Over the past couple of weeks, we have been hearing strange and bizarre things concerning grain and the GMB. First, we learnt that this year’s grain harvest was going to be bad thanks to climate change. Then we learnt that the war in Ukraine was going to have a profound negative effect on Zimbabwe’s grain supplies. Next, we leant that the government was considering using the army in order to ensure that farmers did not engage in side marketing but rather delivered everything they could spare to the GMB. Now we are being told farmers need to get an exemption if they want to even consume their own grain. Now that is bordering on the ridiculous.

Farmers/producers who intend to retain a portion of the product for farm feed or another commercial usage shall apply for exemption from GMB.

No one is allowed to sell or buy maize and any controlled product other than through GMB unless one is a bona fide contractor registered with the Agricultural Marketing Authority of Zimbabwe (AMA).

Trading in controlled products (buying or selling) without the authority of the GMB is an offence.

All stores, millers, stock feeders and any other users of controlled products are required to register with the GMB before engaging in such business.

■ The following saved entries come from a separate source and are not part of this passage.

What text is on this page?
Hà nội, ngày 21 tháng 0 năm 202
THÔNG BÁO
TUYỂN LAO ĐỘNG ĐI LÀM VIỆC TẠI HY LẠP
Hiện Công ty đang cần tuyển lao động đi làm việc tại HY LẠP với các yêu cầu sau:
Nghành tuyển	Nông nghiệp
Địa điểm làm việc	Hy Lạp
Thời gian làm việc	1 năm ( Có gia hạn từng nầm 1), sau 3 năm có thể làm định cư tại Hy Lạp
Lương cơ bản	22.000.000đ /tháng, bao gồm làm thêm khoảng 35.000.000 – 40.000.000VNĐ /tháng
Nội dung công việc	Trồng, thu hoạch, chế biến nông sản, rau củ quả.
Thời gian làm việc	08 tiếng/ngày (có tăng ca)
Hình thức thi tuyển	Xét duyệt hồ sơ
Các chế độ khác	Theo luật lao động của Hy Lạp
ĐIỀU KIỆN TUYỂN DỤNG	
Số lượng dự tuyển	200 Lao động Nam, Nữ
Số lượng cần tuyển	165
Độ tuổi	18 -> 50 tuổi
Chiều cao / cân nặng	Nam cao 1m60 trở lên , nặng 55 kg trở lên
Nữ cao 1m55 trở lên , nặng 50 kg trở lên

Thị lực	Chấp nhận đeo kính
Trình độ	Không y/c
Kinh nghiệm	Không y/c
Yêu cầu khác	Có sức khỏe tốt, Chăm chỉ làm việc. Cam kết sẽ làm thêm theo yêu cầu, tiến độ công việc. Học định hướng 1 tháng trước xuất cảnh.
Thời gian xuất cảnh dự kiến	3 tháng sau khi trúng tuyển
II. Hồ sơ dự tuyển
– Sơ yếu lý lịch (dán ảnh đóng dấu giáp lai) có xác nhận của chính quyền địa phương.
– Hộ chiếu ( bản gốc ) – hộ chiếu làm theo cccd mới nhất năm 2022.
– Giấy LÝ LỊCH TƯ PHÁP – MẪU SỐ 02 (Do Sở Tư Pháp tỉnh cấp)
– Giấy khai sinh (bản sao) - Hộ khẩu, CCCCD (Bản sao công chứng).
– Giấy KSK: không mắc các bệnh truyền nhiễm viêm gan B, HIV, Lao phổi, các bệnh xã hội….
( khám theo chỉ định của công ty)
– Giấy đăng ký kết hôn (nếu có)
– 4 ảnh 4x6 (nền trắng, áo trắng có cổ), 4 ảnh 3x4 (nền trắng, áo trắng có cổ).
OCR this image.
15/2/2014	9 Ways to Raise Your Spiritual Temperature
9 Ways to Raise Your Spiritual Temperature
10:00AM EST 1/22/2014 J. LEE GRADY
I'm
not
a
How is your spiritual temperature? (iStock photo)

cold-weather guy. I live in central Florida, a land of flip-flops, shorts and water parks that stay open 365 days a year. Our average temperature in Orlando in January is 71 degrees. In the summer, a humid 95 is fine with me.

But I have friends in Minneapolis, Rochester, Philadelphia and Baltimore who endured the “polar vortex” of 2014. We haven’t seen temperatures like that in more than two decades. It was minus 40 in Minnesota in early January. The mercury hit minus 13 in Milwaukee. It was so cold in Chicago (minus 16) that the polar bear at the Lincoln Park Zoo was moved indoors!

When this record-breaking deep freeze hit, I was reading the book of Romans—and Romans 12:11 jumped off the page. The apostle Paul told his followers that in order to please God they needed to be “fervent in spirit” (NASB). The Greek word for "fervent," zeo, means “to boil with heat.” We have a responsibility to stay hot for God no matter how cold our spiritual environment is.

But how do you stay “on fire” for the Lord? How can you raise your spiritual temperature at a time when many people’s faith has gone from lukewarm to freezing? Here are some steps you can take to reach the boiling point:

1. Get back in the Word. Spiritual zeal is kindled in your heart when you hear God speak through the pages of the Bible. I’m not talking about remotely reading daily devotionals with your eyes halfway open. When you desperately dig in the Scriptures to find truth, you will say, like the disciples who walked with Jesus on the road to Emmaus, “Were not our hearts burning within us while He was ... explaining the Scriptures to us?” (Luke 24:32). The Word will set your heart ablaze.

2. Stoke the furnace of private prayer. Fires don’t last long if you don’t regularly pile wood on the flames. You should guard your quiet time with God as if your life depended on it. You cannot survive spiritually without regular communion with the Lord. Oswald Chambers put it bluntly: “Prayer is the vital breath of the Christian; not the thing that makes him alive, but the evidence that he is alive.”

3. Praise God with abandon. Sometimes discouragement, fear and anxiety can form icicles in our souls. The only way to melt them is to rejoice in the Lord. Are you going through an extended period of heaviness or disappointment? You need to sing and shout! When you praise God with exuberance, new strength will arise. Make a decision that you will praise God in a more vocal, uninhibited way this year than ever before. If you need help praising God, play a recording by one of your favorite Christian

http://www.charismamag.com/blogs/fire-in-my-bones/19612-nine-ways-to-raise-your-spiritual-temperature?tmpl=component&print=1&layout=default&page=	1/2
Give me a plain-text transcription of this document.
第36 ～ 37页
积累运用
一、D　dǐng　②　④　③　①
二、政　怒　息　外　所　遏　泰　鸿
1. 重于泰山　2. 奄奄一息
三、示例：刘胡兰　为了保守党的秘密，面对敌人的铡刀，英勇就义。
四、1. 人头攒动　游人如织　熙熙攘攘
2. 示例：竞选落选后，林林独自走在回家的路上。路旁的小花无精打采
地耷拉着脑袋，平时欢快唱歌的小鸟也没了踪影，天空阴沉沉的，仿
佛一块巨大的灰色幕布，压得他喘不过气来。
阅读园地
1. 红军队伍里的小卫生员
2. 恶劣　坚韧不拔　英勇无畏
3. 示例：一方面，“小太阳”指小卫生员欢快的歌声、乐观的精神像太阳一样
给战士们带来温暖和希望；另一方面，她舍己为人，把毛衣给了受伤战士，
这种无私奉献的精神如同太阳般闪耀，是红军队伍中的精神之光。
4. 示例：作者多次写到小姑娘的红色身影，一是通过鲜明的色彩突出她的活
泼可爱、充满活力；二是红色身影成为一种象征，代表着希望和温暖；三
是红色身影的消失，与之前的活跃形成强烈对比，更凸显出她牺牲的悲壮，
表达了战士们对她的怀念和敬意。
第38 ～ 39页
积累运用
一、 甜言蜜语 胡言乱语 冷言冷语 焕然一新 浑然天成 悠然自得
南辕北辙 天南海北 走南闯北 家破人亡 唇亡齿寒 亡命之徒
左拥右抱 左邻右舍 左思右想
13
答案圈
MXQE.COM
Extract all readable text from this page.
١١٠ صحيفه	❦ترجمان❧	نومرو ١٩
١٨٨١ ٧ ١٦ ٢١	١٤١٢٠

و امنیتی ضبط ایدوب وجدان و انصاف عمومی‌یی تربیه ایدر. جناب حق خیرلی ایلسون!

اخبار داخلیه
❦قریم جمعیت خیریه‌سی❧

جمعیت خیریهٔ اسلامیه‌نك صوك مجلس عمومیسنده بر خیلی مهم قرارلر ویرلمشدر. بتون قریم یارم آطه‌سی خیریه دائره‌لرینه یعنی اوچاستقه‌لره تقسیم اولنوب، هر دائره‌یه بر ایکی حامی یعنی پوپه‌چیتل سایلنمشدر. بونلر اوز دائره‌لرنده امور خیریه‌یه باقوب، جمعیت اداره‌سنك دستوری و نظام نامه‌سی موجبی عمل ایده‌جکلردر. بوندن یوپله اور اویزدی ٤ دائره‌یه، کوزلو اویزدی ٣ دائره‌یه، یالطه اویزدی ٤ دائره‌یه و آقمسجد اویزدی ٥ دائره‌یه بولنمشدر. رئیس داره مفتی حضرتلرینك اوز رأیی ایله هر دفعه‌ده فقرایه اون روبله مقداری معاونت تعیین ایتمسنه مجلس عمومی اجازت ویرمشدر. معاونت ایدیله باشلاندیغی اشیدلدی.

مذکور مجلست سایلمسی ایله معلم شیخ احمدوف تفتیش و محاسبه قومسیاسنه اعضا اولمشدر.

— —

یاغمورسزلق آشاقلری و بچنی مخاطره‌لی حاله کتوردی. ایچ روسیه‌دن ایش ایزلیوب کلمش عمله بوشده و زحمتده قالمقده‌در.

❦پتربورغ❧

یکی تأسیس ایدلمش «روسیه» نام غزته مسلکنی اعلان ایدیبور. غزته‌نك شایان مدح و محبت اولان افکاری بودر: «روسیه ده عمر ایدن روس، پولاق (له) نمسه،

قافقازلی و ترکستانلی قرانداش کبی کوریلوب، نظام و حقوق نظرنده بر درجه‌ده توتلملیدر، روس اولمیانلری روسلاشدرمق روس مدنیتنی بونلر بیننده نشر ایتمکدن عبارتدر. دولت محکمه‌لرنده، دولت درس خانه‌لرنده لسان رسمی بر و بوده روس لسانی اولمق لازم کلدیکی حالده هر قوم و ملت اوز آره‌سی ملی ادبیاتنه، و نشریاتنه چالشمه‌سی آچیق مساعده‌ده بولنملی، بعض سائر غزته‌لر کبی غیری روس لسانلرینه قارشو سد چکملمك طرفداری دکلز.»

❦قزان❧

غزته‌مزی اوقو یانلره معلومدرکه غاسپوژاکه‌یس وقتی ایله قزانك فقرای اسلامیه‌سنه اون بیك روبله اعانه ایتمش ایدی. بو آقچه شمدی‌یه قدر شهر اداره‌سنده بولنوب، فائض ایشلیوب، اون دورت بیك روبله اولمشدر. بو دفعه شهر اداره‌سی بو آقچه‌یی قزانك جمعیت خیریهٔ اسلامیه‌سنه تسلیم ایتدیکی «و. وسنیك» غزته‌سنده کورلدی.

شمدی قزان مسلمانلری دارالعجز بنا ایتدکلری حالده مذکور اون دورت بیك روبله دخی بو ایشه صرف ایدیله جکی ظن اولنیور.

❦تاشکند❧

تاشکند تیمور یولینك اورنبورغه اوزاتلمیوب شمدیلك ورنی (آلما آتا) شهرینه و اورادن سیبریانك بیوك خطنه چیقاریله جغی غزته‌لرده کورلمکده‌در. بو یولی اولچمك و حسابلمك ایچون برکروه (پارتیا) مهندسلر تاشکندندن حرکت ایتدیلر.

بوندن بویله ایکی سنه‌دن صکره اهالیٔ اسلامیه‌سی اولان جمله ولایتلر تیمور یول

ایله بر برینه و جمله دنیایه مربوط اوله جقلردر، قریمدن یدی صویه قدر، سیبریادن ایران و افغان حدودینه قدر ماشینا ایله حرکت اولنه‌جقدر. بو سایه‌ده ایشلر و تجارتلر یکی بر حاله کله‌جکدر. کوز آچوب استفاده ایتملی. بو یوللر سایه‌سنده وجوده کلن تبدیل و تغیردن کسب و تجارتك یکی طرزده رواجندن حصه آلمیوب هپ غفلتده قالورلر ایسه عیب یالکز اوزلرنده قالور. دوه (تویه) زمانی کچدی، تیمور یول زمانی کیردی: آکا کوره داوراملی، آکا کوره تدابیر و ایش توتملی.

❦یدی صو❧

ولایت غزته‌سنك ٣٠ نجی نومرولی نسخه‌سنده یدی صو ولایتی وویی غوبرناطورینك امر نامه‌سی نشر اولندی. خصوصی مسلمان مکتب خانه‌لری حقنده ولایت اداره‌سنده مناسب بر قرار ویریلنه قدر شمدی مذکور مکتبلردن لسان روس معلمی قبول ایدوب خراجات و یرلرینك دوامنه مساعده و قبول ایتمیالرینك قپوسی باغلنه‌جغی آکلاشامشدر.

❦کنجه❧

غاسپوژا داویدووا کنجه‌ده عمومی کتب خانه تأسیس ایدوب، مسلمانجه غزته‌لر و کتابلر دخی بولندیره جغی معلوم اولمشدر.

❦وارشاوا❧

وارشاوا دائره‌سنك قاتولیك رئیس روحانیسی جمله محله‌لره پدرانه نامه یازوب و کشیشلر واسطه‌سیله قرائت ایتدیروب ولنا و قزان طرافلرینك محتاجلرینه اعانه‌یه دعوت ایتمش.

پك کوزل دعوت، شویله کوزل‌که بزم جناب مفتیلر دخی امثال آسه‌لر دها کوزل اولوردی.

Another round of arrogant bad laws

The so-called second republic has made it a habit of relying on statutory instruments which they like to spring upon unsuspecting members of the public. Most of the contents of these laws are outrageous and draconian with the government being eventually forced to scrap them. Case in point are the bans on multicurrency which was eventually reversed. Then there is the kombi ban which was also introduced and reversed with little consultation. SI 127 which imposed an “official rate” that everyone including the government ignores. This ban on side marketing has been on the books for a while and no one has bothered to enforce it because frankly speaking there is very little wisdom in it. Then again nothing the government has done in recent years can be claimed to have any wisdom in it-least of all their statutory instruments.

The security forces are now over-stretched as they chase after a multitude of offenders as the government criminalises normal behaviour with one daft law after another. This one is the latest round of such laws. The government almost certainly doesn’t have the capacity to deal with such an inundation of applications for exemptions. The result will be chaos, confusion and a frail showing of bureaucracy as farmers run around trying to get a sense of what is expected of them. That creates conditions conducive to corruption and extortion. Eventually, like it has done many times before, the government will through in the towel and shrug at the smouldering carnage created by this episode. Naturally, someone else will be blamed for it all. Drought, the war in Ukraine or maybe sanctions. It is everyone and everything’s fault and never the men staring back in the mirror who are to blame.